Genetic variation of ITGB3 is associated with Autism Spectrum Disorders (ASD) in South Indian children

Abstract

Background Autism spectrum disorders (ASDs) are a group of developmental disabilities that can cause significant social, communication and behavioral challenges in children. Genetic factors contribute significantly to ASD. ITGB3 encodes integrin β3. This cell adhesion molecule has been implicated as a modulator of serotonergic systems as well as in regulation of synaptic plasticity and maturation.

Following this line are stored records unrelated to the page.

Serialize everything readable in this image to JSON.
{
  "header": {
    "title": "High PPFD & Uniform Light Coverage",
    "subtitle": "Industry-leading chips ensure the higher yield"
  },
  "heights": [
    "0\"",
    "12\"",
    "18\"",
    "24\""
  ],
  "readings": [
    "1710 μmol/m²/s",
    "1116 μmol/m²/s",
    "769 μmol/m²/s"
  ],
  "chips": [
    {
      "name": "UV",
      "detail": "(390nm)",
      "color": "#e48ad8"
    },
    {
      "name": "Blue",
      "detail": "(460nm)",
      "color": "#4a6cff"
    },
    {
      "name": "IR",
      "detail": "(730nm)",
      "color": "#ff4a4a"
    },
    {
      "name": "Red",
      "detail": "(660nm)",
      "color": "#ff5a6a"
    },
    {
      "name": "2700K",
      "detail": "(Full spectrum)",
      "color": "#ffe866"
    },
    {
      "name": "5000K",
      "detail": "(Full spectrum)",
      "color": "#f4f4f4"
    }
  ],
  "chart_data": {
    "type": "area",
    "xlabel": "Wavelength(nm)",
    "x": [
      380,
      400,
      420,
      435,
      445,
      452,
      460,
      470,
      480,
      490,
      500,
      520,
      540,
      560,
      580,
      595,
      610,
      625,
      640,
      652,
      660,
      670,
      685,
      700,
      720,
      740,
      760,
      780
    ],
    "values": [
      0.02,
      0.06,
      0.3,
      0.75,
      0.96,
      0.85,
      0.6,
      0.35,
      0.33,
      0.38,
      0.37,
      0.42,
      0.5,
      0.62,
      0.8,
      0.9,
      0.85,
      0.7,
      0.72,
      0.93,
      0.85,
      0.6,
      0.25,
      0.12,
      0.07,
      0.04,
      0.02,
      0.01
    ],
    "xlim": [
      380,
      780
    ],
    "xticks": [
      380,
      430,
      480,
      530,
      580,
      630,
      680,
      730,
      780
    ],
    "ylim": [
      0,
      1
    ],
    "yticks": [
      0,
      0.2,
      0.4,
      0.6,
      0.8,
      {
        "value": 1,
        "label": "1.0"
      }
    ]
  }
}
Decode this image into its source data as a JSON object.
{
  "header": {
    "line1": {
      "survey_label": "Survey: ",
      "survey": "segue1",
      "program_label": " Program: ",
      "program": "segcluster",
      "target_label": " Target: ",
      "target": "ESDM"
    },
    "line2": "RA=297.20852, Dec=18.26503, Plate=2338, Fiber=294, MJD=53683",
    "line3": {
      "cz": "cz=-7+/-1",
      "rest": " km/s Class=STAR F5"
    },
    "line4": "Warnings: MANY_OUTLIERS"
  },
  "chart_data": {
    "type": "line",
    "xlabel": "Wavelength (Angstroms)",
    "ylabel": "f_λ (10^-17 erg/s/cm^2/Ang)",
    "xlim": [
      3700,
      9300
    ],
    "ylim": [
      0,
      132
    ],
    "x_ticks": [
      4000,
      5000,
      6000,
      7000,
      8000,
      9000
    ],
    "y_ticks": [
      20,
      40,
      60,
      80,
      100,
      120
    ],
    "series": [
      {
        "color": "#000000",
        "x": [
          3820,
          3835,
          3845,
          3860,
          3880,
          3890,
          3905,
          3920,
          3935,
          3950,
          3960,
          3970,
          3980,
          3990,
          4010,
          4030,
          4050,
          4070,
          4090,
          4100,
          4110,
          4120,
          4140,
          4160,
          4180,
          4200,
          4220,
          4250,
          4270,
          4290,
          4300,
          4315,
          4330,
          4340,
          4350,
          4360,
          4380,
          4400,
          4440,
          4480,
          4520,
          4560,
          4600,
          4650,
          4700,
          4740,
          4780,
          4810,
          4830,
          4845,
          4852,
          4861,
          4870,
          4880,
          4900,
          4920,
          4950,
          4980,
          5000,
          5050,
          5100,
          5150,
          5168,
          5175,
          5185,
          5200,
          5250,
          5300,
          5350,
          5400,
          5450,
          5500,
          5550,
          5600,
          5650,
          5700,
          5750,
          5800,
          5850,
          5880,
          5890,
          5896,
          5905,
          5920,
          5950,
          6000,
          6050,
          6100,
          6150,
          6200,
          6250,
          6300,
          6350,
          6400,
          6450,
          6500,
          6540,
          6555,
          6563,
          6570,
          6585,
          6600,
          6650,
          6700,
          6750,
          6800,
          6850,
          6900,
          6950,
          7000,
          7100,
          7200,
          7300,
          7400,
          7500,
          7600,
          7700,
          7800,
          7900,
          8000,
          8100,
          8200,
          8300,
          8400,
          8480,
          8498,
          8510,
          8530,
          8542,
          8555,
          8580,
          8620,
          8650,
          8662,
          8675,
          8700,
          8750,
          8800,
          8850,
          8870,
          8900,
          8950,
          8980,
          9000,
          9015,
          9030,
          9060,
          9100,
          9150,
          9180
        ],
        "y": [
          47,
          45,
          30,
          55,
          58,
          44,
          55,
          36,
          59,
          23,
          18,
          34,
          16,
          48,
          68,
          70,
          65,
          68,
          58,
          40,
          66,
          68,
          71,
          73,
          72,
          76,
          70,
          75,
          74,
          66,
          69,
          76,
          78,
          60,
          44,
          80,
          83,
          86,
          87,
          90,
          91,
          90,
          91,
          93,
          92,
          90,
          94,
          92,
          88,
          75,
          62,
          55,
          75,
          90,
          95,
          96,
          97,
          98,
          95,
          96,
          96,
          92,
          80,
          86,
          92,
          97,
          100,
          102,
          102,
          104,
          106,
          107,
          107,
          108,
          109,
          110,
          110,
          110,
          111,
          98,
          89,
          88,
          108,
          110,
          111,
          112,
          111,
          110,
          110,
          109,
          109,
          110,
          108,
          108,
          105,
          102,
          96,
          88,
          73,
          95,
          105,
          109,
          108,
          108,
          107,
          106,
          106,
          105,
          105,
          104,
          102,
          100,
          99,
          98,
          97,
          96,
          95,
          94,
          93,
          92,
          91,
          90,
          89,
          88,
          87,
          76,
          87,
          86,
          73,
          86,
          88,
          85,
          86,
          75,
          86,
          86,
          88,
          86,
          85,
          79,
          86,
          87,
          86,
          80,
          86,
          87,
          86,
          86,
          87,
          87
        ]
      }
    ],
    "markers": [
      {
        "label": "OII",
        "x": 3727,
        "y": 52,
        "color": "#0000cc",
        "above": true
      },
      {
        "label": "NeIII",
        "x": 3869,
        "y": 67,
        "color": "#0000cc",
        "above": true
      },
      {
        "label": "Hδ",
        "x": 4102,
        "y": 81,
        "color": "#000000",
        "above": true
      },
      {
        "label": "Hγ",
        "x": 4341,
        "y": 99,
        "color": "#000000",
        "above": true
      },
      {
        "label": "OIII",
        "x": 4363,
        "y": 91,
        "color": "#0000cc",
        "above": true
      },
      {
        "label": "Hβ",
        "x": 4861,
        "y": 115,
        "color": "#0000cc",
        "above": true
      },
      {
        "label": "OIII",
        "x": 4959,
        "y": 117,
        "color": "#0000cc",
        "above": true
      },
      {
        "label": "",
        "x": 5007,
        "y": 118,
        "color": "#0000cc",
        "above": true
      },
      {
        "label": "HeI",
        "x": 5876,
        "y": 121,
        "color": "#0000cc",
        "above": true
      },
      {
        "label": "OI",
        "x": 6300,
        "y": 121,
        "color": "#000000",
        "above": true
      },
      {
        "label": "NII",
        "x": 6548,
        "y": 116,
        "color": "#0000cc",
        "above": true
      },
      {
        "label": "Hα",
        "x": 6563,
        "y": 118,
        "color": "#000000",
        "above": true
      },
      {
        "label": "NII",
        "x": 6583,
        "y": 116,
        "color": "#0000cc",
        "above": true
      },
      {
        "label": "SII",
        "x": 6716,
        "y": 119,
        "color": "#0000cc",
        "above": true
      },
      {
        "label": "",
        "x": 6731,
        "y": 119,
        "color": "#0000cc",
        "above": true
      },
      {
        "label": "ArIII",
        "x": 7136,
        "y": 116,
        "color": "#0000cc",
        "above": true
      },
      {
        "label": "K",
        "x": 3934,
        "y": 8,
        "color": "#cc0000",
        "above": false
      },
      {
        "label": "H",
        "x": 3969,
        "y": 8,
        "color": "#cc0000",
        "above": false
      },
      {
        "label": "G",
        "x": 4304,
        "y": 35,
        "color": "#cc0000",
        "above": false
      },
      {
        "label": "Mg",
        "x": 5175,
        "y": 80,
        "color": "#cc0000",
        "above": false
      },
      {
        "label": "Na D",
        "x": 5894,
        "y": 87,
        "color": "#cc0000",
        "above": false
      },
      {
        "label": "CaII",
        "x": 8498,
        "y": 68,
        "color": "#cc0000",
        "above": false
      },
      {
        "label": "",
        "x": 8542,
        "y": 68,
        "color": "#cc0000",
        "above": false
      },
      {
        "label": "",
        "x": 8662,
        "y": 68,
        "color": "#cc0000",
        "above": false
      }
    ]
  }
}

In the brain, integrin β3 couples to integrin αv to form a functional receptor, making integrin αvβ3 an interesting target for regulation of neural 5-HT systems. The aim of this study was to investigate the potential associations of single-nucleotide polymorphisms (SNPs) of the integrin gene with Autism Spectrum Disorder (ASD). Material and methods Hundred and twenty five patients with ASD and 210 healthy volunteers were recruited. Four SNPs of Integrin genes were analyzed by direct sequencing and polymerase chain reaction–restriction fragment length polymorphism genotyping. Results We detected significant allelic and genotypic associations with rs3809865 (Allelic and genotypic p value = 0.0089, 0.0044). Haplotypic association involving risk allele was observed in two, three and four locus. This 3'UTR SNP would decrease/break or enhance/create miRNA-mRNA binding sites and thus affect the expression of host genes in the brain. Conclusions Our finding identified the possible function of this SNP locus, and provides the basis for subsequent functional research.